Он кивнул и сделался серьезным.
— Я все ещё хотел бы… А, сам не знаю чего.
— Ладно, не говори. Я знаю. — Я сделал большой глоток, а потом сказал: — Я тут сделал одно дело, пока тебя не было.
Он резко поднял голову и хмуро взглянул на меня.
— Я надеюсь, ты не натворил тут глупостей, пока дядя Кен был в отлучке?
— Это как посмотреть. Ты лучше выслушай, сейчас я тебе все расскажу.
Он медленно кивнул.
— Давай, рассказывай.
— Я заключил сделку с навабом и вернул ему драгоценности. — Кен оцепенел, а я продолжил: — Одна из вещей, которые я получил взамен, это пара писем. — Я достал их из кармана и передал Кену. — Думаю, ты слез с крючка. Он не может ничего выдвинуть против тебя. Ты теперь можешь снова жить на легальных условиях.
Он пробежал по бумагам.
— Но линчевать они меня могут. Скажем, там, в Пакистане.
— Это они могли и так и так сделать.
Кен убрал бумаги в карман.
— Надеюсь, ты получил не только это?
— Может быть, эти письма важнее, чем ты думаешь. Я лично нахожу это большим делом — свободно передвигаться по земле. Особенно при нашей работе.
Он усмехнулся.
— Свободно? С каких это пор?
Я пожал плечами.
— Ну, скажем, до какой-то степени. Все равно и это важно. Да, у меня действительно есть кое-что еще. Около пяти тысяч фунтов в долларах и швейцарских франках. И пистолет.

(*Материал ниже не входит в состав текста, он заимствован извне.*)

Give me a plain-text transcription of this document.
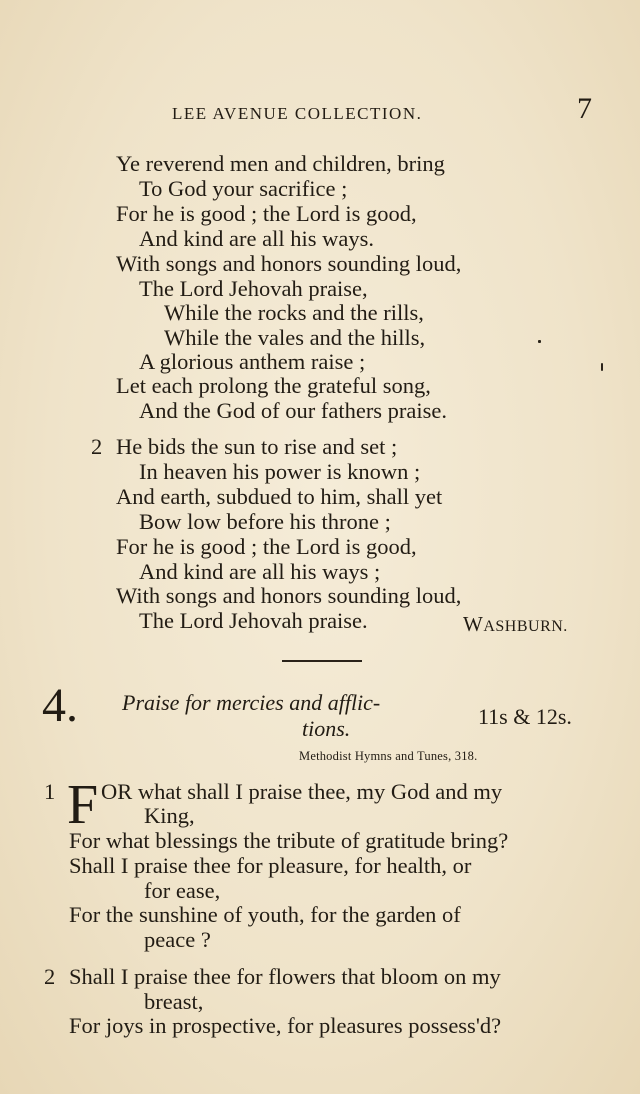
LEE AVENUE COLLECTION.	7
Ye reverend men and children, bring
To God your sacrifice ;
For he is good ; the Lord is good,
And kind are all his ways.
With songs and honors sounding loud,
The Lord Jehovah praise,
While the rocks and the rills,
While the vales and the hills,
A glorious anthem raise ;
Let each prolong the grateful song,
And the God of our fathers praise.
2 He bids the sun to rise and set ;
In heaven his power is known ;
And earth, subdued to him, shall yet
Bow low before his throne ;
For he is good ; the Lord is good,
And kind are all his ways ;
With songs and honors sounding loud,
The Lord Jehovah praise.	WASHBURN.
4. Praise for mercies and afflic-
tions.	11s & 12s.
Methodist Hymns and Tunes, 318.
1 F OR what shall I praise thee, my God and my
King,
For what blessings the tribute of gratitude bring?
Shall I praise thee for pleasure, for health, or
for ease,
For the sunshine of youth, for the garden of
peace ?
2 Shall I praise thee for flowers that bloom on my
breast,
For joys in prospective, for pleasures possess'd?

Он с удивлением смотрел на меня.
— Пять тысяч? Пять?! Господи!
— Наваб дает вознаграждение пять процентов. Я получил меньше из-за пистолета и других вещей.
Кен по-прежнему не сводил с меня удивленного взгляда.
— Представляю, что это за пистолет должен быть, — огорченно произнес он.
— Так получилось, что он мне нужен был. Он того стоит. Да ещё я взглянул на список утраченных предметов. Они не хотели мне его показывать, но вынуждены были.
— И ты теперь удовлетворен?
— Кажется, да. Теперь я знаю, где находятся остальные драгоценности.
Внутри кабины было очень тихо. Шум, производимый бригадой заправщиков, здесь заглушался и казался очень далеким. Бензозаправочная машина завелась и уехала.
Кен проводил её глазами, потом достал из кармана сигареты и предложил мне.
— Откуда ты знаешь? Ты действительно уверен? Почему?
— По логике вещей. Этот список показывает, что предметы, которые добыл я, вместе с предметами, выплывшими в Бейруте, являются частью всех тех ожерелий, серег и тому подобных вещей, которые были украдены. Все эти вещи с камнями и жемчугами составляли одну группу. Прочее же — драгоценные камни по резному жадеиту, нефриту или золотые работы. Это были оригинальные произведения мастеров.
— Ну и?
— Вот представь себе, что все это у тебя на руках. Что ты постараешься сбыть в первую очередь?
Он выпустил струю дыма под узорчатый потолок.
— Кажется, я начинаю понимать: ожерелья и все такое. Камни — их легко вытащить, поменять огранку. Жадеит и золото — это будет потруднее сбыть подпольно, конечно.
— Именно в первое время. Более половины стоимости жадеита и золота зависят от их резьбы или отливки, и это сделает их слишком легкими для идентификации. Что ж, хорошо, значит, ты придерживаешь их до тех пор, пока не будешь на все сто уверен в рынке сбыта. Первым делом ты пошлешь несколько предметов — скажем, штуки три — и посмотришь, надежного ли ты нашел себе покупателя. Так и выплыли в Бейруте те предметы, которые они нашли. Потом ты пошлешь остальное из того, что легче сбыть. Последними пойдут жадеит и золото. Мы вторглись во вторую стадию.